Why not have the astronauts consume gels similar to what athletes use?
Complete lack of fiber intake causes various large intestinal issues after awhile. Also those gels are basically flavored HFCS, aren't they? Eating that much, they'd probably be dead from early onset diabetes before they land. Those gels are not very different from soda concentrate syrup, roughly equally healthy, and no one would eat them without massive ad budgets and sponsorship deals.
tell him the paint is wet and he'll touch it to find out....

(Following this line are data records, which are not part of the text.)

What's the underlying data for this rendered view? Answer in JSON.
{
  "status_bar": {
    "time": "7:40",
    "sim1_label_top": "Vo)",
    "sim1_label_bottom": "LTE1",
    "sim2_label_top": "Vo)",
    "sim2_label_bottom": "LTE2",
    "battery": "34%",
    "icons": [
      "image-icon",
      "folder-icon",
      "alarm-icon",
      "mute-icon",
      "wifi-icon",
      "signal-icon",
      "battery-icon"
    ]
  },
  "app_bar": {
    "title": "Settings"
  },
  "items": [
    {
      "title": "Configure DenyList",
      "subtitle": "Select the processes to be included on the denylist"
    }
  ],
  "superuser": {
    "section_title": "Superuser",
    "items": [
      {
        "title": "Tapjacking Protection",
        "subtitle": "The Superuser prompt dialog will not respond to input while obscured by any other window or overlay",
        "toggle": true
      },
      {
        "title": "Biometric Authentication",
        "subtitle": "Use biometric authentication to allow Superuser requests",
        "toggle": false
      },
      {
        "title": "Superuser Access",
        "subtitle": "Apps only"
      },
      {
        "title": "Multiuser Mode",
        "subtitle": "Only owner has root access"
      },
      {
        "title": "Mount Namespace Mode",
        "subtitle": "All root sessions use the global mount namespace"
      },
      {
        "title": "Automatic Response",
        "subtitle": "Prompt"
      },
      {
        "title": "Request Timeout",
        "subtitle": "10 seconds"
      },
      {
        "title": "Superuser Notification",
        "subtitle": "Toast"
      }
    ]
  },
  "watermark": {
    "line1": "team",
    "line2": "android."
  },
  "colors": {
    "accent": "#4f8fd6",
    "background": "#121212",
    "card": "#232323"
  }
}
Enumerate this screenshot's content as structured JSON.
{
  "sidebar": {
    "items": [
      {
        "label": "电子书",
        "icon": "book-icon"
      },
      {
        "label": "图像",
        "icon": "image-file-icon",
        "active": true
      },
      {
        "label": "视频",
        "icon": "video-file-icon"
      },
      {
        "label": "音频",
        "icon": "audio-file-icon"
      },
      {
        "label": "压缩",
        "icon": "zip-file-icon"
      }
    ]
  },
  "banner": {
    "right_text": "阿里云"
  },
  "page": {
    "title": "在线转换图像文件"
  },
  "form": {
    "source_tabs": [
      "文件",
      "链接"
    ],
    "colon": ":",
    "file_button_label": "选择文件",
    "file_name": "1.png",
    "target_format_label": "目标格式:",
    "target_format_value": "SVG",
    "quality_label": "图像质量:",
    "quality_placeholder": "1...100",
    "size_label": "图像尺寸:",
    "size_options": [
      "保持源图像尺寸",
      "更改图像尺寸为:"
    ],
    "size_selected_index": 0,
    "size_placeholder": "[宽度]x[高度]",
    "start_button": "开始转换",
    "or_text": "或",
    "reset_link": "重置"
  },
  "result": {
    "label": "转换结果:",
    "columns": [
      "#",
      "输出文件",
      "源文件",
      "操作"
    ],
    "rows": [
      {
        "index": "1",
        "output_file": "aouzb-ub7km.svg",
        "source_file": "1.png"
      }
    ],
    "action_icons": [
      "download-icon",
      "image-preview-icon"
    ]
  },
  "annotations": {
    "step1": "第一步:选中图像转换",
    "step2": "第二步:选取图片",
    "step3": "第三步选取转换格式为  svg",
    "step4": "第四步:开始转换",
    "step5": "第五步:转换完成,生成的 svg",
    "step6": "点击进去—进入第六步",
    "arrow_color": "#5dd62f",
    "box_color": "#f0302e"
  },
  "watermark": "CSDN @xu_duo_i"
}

He should believe you on faith alone?
According to many people, yes.
Some religious nut types have correctly identified that at least some fraction (maybe a large one) of people who "believe in evolution" are merely faithful believers in whatever someone in a position of authority says. If that position of authority has a dude who was good at calculus in it, but failed philosophy and history, maybe that blind faith is misguided, and a guy with admittedly peculiar beliefs about a white old man in the sky who also got an A+ in philosophy and history would, in a blind faith environment, be a better recipient of blind faith on average. If you're talking solely about sheep, the religious nuts ARE correct, the "history nerd" probably would, on average, be a better hero worshiped leader of men, most of the time in most situations, than the "math nerd".
They categorically deny that someone can think and rationally decide, that anything other than blindly faithful sheep can exist, and that drives atheists / scientists types absolutely bonkers if they happen to be part of the small subset of thinkers who agree with the conclusions, not simply hero worshipping their professors and going with the herd.
So what you're saying is, because the truth is inconvenient, it has to be denied?
The truth is irrelevant, not inconvenient.
The ground I'm sitting on has been at the bottom of a tropical sea and has been underneath mile tall glaciers. Hearing a fanatic explain that we must model our nation to a cross between somalia in the 00s and cambodia in the 70s to prevent a couple degree temperature change is simply not very relevant to me. If you must destroy the economy, annihilate culture and lifestyle, eliminate the children (literally), and remove yourself from the gene pool, then I'm sad you're mentally ill, none the less, please, go right ahead, but do it to your countries economy (not mine), your culture and lifestyle (not mine), your children (not mine) and make sure to schedule removing yourself before trying to take me out.
Its literally a paleo-conservative viewpoint that how the earth is now, happens to be how it always has been, and is the best it could ever be, and any change from our current god-like perfection is, in itself, inherently evil (My view is far more liberal that this) The paleoconservative view is right up there with geocentricism in terms of scientific rationality and self-centeredness. It is, quite literally, suicidal, and I am too libertarian to demand they be sent to mental health facilities even if they do belong there, but I can certainly diametrically oppose absolutely everything they stand for.
clearly the author is bitter about how the public has scrutinized climate science
Clearly the author is bitter because he selected a field that no one really cares about. Its cool work, but right or wrong it'll have no substantial effect on my life.
Simple factual observations about climate are fine, until they're used to unemploy and starve my children, usually in favor of their own favored group of course, which seems to be the end goal. In defense of my own life and my childrens life, they must be faught at all costs at all times.
For a good time look at how scientists who study the relative IQ levels of nations / cultures / races are treated. Strictly numerical analysis is OK, and its all cool, until they start burning crosses and firing up the ovens, then all of a sudden its not so cool.
Ditto the economists. Draw funny graphs all you want, its real cool, at least until millions get killed in purges and gulags.